Lorsque la nuit tombe et que nous plongeons dans les bras de Morphée, d’innombrable papillons s’activent, prenant leur envol vers un bal discret où ils esquissent une délicate valse avec la flore qui nous entourent. Moins connus que leurs valseurs diurnes, ces papillons jouent pourtant un rôle crucial dans l’harmonie de notre écosystème. Une étude récente met aujourd’hui en lumière la capacité de ces insectes nocturnes à maintenir la biodiversité végétale. En effet, les papillons de jour et les abeilles bénéficient à juste titre d’une certaine notoriété pour leurs contributions à la pollinisation.
Malheureusement, ce n’est pas le cas des papillons nocturnes aussi appelés hétérocères qui sont souvent sous-estimés dans ce même rôle. Cette étude dirigée par Max N.Buxton publiée en octobre 2024 dans la revue scientifique Austral Ecology, révèle pourtant que ces insectes nocturnes possèdent une aptitude remarquable à prélever et transporter le pollen d’une plante à une autre. Tout en déconstruisant le mythe selon lequel ces papillons ne seraient attirés que par les fleurs blanches. Une autre étude, publiée dans PLOS ONE, montre d’ailleurs que les hétérocères déposent en moyenne plus de pollen par visite que les insectes diurnes, soulignant ainsi leur efficacité insoupçonnée.
Les hétérocères : des pollinisateurs nocturnes plus efficaces que les insectes diurnes
L’étude s’est focalisée sur deux espèces courantes de papillons de nuit : Agrotis ipsilon et Ichneutica mutans [en photo]. Les chercheurs ont exposé ces hétérocères à trois variétés de fleurs présentant des morphologies très différentes : le myrtillier, avec ses fleurs tubulaires blanches, le kōhūhū, aux fleurs tubulaires violettes, et le manuka, avec ses fleurs larges et ouvertes. Cette dernière présentant deux échantillons distincts, l’une aux pétales rouges et une autre aux pétales blancs. Les résultats montrent que les papillons ne sont pas seulement attirés par les fleurs blanches, mais visitent régulièrement des fleurs de formes et couleurs variées, prouvant ainsi une flexibilité brisant nos idées reçues.
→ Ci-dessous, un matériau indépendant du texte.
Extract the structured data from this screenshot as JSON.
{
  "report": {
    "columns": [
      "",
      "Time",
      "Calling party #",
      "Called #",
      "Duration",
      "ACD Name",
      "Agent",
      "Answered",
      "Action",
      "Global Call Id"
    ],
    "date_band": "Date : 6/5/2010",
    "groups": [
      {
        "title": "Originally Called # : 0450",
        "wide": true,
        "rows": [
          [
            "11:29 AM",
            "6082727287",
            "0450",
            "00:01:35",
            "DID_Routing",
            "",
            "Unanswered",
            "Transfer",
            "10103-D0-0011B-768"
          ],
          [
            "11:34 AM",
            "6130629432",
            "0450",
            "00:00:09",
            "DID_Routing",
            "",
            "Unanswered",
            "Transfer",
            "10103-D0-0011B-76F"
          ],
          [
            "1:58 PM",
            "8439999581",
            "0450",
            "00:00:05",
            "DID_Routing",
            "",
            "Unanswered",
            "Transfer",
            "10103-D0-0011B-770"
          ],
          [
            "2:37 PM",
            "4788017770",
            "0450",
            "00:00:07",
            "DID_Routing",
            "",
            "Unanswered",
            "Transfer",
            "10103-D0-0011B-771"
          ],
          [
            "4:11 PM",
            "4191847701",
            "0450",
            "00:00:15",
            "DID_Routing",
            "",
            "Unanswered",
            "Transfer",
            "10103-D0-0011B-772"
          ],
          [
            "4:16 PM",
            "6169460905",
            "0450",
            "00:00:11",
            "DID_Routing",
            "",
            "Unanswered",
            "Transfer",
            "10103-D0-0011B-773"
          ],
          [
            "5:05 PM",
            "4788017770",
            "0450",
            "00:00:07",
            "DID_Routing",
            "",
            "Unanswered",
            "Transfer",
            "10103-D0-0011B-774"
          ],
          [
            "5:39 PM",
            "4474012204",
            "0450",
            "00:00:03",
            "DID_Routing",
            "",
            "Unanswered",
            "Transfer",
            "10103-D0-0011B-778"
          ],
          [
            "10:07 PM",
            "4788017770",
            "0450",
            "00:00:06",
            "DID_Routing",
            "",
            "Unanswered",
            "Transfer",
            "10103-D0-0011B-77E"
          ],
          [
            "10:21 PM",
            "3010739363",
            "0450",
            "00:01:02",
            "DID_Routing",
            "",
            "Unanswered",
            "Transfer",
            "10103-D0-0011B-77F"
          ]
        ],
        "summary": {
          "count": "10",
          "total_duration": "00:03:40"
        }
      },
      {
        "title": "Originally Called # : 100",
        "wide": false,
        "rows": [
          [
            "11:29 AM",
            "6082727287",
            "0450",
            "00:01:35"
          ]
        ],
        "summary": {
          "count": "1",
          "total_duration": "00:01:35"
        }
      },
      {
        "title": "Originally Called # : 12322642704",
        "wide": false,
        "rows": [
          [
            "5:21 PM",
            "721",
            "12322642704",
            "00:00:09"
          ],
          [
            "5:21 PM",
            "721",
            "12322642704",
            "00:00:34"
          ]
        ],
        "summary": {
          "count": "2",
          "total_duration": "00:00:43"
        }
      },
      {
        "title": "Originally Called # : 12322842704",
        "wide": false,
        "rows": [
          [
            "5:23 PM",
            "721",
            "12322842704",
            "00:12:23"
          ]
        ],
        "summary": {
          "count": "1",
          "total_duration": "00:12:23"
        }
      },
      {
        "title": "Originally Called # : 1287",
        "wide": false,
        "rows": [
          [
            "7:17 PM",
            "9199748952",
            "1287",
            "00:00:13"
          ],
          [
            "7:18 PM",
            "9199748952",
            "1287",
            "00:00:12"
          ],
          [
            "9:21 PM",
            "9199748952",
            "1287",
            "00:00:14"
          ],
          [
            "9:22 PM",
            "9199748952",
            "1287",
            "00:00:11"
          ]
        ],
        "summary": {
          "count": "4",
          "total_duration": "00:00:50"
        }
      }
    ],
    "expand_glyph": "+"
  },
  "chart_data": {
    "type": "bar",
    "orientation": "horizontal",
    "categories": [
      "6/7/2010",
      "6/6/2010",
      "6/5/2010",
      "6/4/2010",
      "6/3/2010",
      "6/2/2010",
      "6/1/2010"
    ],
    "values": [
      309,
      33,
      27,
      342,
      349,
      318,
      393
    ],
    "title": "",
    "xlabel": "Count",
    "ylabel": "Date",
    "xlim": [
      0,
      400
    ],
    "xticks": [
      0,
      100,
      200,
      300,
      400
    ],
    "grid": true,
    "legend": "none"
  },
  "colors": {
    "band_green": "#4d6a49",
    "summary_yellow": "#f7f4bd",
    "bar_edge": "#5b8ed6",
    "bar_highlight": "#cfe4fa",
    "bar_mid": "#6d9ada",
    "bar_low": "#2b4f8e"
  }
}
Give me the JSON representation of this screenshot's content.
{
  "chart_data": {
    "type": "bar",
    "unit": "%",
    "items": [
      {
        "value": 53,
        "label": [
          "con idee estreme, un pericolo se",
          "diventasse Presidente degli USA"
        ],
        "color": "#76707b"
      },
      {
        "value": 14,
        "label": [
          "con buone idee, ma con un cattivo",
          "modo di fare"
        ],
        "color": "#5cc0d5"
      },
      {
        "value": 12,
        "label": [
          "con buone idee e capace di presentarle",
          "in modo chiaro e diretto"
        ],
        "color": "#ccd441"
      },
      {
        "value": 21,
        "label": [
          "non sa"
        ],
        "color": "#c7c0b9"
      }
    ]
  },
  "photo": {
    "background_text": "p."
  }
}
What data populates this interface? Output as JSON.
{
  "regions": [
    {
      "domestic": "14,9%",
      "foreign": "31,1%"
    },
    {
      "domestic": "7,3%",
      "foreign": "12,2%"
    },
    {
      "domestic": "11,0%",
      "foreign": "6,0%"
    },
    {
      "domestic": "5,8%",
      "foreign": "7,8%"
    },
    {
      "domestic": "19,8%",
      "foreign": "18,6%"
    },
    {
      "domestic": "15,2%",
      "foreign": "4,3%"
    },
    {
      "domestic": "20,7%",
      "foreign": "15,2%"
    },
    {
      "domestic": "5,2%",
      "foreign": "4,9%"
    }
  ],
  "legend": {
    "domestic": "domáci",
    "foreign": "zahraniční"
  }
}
Ichneutica mutans en Nouvelle Zélande / Crédit : James Tweed
Encore plus étonnant ! Les résultats soulignent que la forme des fleurs influence le transport de ses nectars dorés. En effet, pour les fleurs tubulaires (en forme de tube) comme celles du myrtillier ou du kōhūhū, le pollen se dépose principalement sur la trompe du papillon. Cependant chaque plante interagit différemment par sa morphologie, c’est pour cela que des fleurs plus ouvertes comme celles du manuka se distinguent de notre dernier exemple, par le fait que nos butineurs n’ont pas besoin d’aller chercher le pollen en profondeur. Le butin de nos papillons nocturnes dans notre dernier exemple s'accroche majoritairement à leurs pattes et à leur corps. Toutes ces spécificités montrent que les plantes ont évolué avec différentes stratégies, adaptées pour maximiser leurs chances de reproduction grâce à leurs partenaires symbiotiques.
Ces découvertes sont fondamentales car elles élargissent notre compréhension des mécanismes écologiques nocturnes, tout en remettant en cause nos connaissances acquises sur la complexité des interactions entre plantes et pollinisateurs nocturnes. Elles soulignent également la nécessité de préserver une grande diversité florale et de ne pas se concentrer seulement sur certaines espèces afin de soutenir efficacement les papillons de nuit. Une perte de la variété florale pourrait entraîner un effet boule de neige, fragilisant les populations d’insectes essentiels à l’écosystème et, par conséquent, perturberait la reproduction de nombreuses espèces végétales à travers une réaction en chaîne.
Préserver la biodiversité nocturne : un enjeu crucial pour la stabilité des écosystèmes
Les résultats de ces recherches incitent à revoir les stratégies de conservation. En effet, en travaillant davantage sur l’intégration des pollinisateurs nocturnes dans les pratiques agricoles et horticoles en mettant en place des méthodes les protégeant, il devient possible de renforcer la résilience de nos écosystèmes face aux changements environnementaux actuels.
Cette étude, en nous révélant la diversité et l’importance des interactions nocturnes entre papillons de nuit et plantes, nous rappelle l’ampleur de notre responsabilité concernant la biodiversité nocturne. Préserver ces relations écologiques essentielles doit devenir l’une de nos priorités, afin d'assurer la stabilité et la durabilité de la nature qui nous entoure.